Nous passons par Toulouse dans le cadre d’une tournée qui vient de débuter à la Seine Musicale en réunissant 18000 spectateurs. Une grande joie pour la Compagnie vous imaginez ! Nous serons ensuite à l’Arena de Bordeaux, puis pour deux dates au Zénith de Nantes et après Toulouse nous terminons au Palais Nikaïa de Nice. Notre programme débute avec une pièce que j’ai intitulée Béjart et nous. Ce sont des extraits de différents ballets, en solos, duos, ensembles. Le choix a été difficile mais il s’est imposé en fonction des interprètes que j’ai à disposition. Vous allez donc croiser Brel et Barbara, Messe pour le temps présent, Wien, Wien, Mozart Tango, en fait une sorte d’abécédaire qui permet de mieux appréhender par la suite les deux pièces que je propose dans leur intégralité : L’Oiseau de feu et Le Boléro.
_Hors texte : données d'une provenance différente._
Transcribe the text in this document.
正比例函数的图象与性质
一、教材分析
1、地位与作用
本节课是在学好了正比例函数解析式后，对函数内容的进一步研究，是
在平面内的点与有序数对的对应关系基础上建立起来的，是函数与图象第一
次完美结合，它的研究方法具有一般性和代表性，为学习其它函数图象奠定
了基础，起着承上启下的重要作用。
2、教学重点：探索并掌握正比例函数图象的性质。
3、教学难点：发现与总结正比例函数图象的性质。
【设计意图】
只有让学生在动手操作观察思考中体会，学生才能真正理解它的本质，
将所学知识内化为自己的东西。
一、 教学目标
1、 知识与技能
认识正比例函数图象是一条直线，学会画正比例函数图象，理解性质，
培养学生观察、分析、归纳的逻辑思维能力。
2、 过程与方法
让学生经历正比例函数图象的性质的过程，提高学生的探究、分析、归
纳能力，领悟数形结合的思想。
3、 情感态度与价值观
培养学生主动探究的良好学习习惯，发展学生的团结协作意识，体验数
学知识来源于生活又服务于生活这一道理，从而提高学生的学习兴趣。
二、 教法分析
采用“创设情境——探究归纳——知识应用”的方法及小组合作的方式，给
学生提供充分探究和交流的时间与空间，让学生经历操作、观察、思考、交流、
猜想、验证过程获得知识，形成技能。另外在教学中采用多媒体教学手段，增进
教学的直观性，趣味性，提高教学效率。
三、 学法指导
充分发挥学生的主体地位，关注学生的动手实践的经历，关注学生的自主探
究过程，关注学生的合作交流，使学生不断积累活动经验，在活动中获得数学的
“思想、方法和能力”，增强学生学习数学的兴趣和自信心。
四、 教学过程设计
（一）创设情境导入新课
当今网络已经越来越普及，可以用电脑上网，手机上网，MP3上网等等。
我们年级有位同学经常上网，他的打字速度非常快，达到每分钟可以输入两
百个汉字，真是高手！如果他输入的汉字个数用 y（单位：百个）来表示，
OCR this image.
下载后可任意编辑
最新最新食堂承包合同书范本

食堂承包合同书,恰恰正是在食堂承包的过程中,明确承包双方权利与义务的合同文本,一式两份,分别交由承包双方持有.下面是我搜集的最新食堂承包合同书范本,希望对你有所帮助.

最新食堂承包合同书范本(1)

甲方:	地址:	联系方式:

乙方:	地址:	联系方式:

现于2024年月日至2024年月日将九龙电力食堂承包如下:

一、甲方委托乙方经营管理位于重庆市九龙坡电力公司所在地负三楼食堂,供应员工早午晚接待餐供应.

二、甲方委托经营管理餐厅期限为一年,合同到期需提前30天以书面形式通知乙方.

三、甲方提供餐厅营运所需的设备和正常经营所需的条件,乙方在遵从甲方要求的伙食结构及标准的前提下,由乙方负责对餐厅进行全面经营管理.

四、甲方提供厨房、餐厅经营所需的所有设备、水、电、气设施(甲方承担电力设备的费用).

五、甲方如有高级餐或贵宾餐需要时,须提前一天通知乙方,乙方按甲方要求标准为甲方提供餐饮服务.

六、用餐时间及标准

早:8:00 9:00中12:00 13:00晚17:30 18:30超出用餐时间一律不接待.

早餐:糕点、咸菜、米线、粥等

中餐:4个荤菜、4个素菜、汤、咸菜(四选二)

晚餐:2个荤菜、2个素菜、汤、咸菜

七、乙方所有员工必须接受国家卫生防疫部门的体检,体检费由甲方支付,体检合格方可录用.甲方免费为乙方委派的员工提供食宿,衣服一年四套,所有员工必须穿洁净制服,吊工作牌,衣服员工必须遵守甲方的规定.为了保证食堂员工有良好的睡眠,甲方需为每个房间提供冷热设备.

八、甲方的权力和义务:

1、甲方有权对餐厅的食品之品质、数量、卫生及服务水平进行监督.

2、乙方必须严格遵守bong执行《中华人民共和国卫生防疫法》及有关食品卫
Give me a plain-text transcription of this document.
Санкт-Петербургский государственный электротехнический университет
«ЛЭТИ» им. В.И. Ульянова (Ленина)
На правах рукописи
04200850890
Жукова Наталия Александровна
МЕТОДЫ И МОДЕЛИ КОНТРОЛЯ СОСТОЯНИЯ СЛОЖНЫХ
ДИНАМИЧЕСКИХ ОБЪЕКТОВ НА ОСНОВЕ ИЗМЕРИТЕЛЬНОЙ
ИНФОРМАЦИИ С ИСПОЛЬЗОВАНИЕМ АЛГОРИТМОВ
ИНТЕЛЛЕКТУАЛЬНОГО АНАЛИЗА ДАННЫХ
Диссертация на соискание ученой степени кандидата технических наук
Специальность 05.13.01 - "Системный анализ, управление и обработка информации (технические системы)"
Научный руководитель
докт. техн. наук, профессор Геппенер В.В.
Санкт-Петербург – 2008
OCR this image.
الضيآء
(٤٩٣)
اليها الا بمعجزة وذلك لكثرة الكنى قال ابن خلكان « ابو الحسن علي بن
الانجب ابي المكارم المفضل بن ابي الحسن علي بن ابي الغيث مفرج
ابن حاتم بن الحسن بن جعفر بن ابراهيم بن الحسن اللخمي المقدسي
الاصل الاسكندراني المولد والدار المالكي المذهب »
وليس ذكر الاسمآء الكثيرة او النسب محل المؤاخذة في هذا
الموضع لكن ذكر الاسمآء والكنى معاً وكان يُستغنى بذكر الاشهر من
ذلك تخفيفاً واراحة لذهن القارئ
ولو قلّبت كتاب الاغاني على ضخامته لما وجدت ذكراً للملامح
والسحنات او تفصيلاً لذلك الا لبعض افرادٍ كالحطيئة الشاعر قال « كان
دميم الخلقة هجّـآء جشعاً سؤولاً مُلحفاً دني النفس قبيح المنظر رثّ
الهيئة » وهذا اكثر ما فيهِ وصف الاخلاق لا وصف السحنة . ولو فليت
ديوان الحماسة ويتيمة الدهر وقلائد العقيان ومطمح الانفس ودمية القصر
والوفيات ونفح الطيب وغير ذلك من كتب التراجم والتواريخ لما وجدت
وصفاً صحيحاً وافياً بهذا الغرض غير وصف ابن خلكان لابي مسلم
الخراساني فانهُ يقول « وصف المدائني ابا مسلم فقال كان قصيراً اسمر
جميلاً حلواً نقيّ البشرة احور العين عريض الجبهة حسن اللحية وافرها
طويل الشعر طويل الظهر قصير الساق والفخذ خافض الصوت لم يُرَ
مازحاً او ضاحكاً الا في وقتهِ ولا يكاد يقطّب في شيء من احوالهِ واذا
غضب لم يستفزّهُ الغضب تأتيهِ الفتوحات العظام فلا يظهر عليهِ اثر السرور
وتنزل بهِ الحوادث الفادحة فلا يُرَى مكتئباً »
Ce programme me permet de présenter plus précisément les 40 artistes qui composent la Compagnie d’aujourd’hui. Juste pour terminer avant de nous quitter, je souhaite souligner combien nous sommes heureux de nous produire à Toulouse, une ville de musique qui a la chance d’avoir le Théâtre du Capitole avec un Corps de ballet admirable faisant partie des compagnies majeures françaises.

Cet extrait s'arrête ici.